J'ai bien fait une petite virée du côté des provinces de l'Atlantique pour admirer la terre rouge de l'île du Prince-Édouard, patrie de Lucy Maud Montgomery, en passant par le Nouveau-Brunswick et je vais régulièrement en Ontario voir les expositions qui se tiennent au Musée des Beaux-Arts de la capitale nationale, Ottawa, mais mes pérégrinations canadiennes s'arrêtent là.


J'ai certes le projet de traverser un jour ce pays en empruntant le moyen de transport qui l'a constitué au début du vingtième siècle, le train, mais c'est moins pour m'approprier de visu les paysages que les agences de voyage vantent auprès des étrangers que pour mettre mes pas dans ceux de Gabrielle Roy, la franco-manitobaine que la littérature québécoise s'est annexé, et qui a débuté sa carrière d'écrivain en arpentant le Canada pour les reportages qu'elle publiait dans Le Bulletin des agriculteurs, les meilleurs ayant été rassemblés dans un recueil qui s'intitule : Fragiles lumières de la terre ou dans cet autre, plus récent que l'on voit sur l'image de gauche.
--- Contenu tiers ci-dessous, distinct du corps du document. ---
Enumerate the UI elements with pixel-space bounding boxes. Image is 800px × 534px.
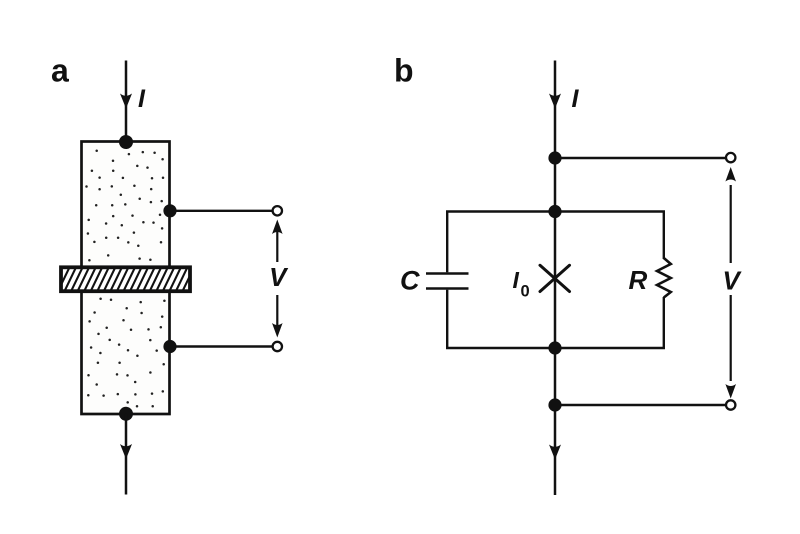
terminal: lower voltage terminal (b): [726, 400, 735, 409]
wire: resistor branch lower segment (b): [663, 297, 665, 348]
svg-text:R: R: [629, 265, 648, 295]
capacitor C plates (b): [426, 274, 469, 289]
arrow: V upper arrow (a): [276, 232, 278, 262]
wire: top current lead (a): [125, 61, 128, 143]
wire: upper voltage lead (b): [555, 157, 726, 159]
wire: bottom current lead (a): [125, 414, 128, 495]
svg-text:V: V: [723, 266, 743, 296]
wire: main vertical branch (b): [554, 61, 557, 496]
wire: parallel loop bottom (b): [446, 347, 665, 349]
barrier: hatched tunnel layer (a): [58, 267, 207, 291]
wire: upper voltage lead (a): [170, 210, 273, 212]
svg-text:I: I: [513, 267, 520, 293]
node: loop top junction dot (b): [548, 205, 561, 218]
svg-text:b: b: [394, 53, 414, 89]
terminal: upper voltage terminal (a): [273, 206, 282, 215]
node: upper voltage tap dot (b): [548, 151, 561, 164]
wire: resistor branch upper segment (b): [663, 212, 665, 260]
electrode: stippled superconductor block (a): [82, 142, 170, 415]
svg-text:V: V: [269, 262, 289, 292]
svg-text:a: a: [51, 53, 69, 89]
node: bottom electrode contact dot (a): [119, 407, 133, 421]
arrowhead: current I leaving (b): [549, 445, 561, 460]
node: lower voltage tap dot (a): [163, 340, 176, 353]
node: upper voltage tap dot (a): [163, 204, 176, 217]
resistor R zigzag (b): [657, 258, 671, 298]
svg-text:I: I: [572, 85, 580, 113]
arrow: V lower arrow (a): [276, 295, 278, 325]
arrowhead: current I entering (b): [549, 94, 561, 109]
wire: lower voltage lead (b): [555, 404, 726, 406]
svg-text:C: C: [400, 266, 420, 296]
node: top electrode contact dot (a): [119, 135, 133, 149]
svg-text:0: 0: [521, 283, 530, 301]
arrow: V measurement upper arrow (b): [730, 185, 732, 263]
arrow: V measurement lower arrow (b): [730, 295, 732, 381]
wire: parallel loop top (b): [446, 210, 665, 212]
wire: capacitor branch upper segment (b): [446, 212, 448, 273]
wire: lower voltage lead (a): [170, 345, 273, 347]
wire: capacitor branch lower segment (b): [446, 290, 448, 348]
node: loop bottom junction dot (b): [548, 341, 561, 354]
node: lower voltage tap dot (b): [548, 398, 561, 411]
stipple dots inside electrode (a): [85, 149, 165, 407]
terminal: upper voltage terminal (b): [726, 153, 735, 162]
arrowhead: current I leaving (a): [120, 444, 132, 459]
svg-text:I: I: [138, 85, 146, 113]
josephson junction X symbol I0 (b): [540, 265, 570, 291]
arrowhead: current I entering (a): [120, 94, 132, 109]
terminal: lower voltage terminal (a): [273, 342, 282, 351]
Mais depuis une dizaine d'années, même si je sens toujours une certaine appartenance aux vastes paysages que j'ai appris à connaître à travers la littérature, je me définis de moins en moins comme Canadian, les valeurs de la société québécoise s'éloignant de plus en plus de celles du reste du pays qui a porté au pouvoir le gouvernement de droite de Stephen Harper. Et, en ce matin qui voit le retrait officiel du Canada du protocole de Kyoto, j'avoue que, si j'avais encore quelques doutes, cette dernière initiative du gouvernement fédéral vient de marquer un point de rupture définitif.
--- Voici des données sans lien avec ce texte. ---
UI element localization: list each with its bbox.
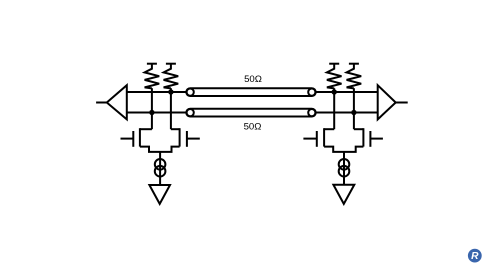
logo badge (blue circle with R) (468, 249, 482, 263)
node: junction D on bottom line (351, 110, 356, 115)
wire: output lead from right buffer (396, 102, 408, 104)
wire: top line, right segment (316, 91, 378, 93)
node: junction C on top line (332, 89, 337, 94)
wire: right pair source bus (324, 147, 363, 152)
wire: right tail to ground (343, 152, 345, 185)
wire: column D (R4 to Q4 drain) (353, 88, 355, 129)
wire: column B (R2 to Q2 drain) (170, 88, 172, 129)
transistor Q3 (right pair, left NMOS) (303, 128, 334, 147)
op-amp U1 (left buffer, points left) (107, 85, 127, 119)
transistor Q2 (left pair, right NMOS) (171, 128, 200, 147)
wire: column C (R3 to Q3 drain) (333, 88, 335, 129)
transmission line T1 (top, 50 ohm) (186, 88, 315, 96)
wire: left pair source bus (140, 147, 180, 152)
ground (left) (149, 185, 170, 204)
current source I1 (155, 159, 166, 177)
wire: top line, left segment (127, 91, 187, 93)
svg-text:50Ω: 50Ω (244, 122, 262, 133)
transistor Q4 (right pair, right NMOS) (354, 128, 383, 147)
ground (right) (333, 185, 354, 204)
svg-text:R: R (471, 251, 479, 262)
op-amp U2 (right buffer, points right) (378, 85, 396, 119)
wire: bottom line, left segment (127, 112, 187, 114)
current source I2 (339, 159, 350, 177)
node: junction B on top line (168, 89, 173, 94)
wire: input lead to left buffer (96, 102, 107, 104)
wire: left tail to ground (159, 152, 161, 185)
wire: column A (R1 to Q1 drain) (151, 88, 153, 129)
transmission line T2 (bottom, 50 ohm) (186, 109, 315, 117)
svg-text:50Ω: 50Ω (244, 74, 262, 85)
wire: bottom line, right segment (316, 112, 378, 114)
resistor R3 (right termination C) (327, 64, 342, 89)
transistor Q1 (left pair, left NMOS) (121, 128, 152, 147)
node: junction A on bottom line (149, 110, 154, 115)
resistor R1 (left termination A) (145, 64, 160, 89)
resistor R2 (left termination B) (164, 64, 179, 89)
resistor R4 (right termination D) (347, 64, 362, 89)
« Cela nuirait trop à l'économie canadienne » a dit le ministre Kent qui, deux heures après son retour de Durban, était déjà derrière les micros pour annoncer la nouvelle. Le Canada fait la une des journaux ce matin, mais il n'y a vraiment pas de quoi se vanter. Comment peut-on concevoir que cette année qui a vu la catastrophe nucléaire engendrée par le tsunami au Japon, les pires sécheresses que le sud des États-Unis ait connu depuis des décennies et un réchauffement global du climat de plus en plus marqué, on mette encore de l'avant les préoccupations économiques avant celles qui consistent à se demander s'il y aura encore une planète où il soit possible de vivre dans cinquante ans?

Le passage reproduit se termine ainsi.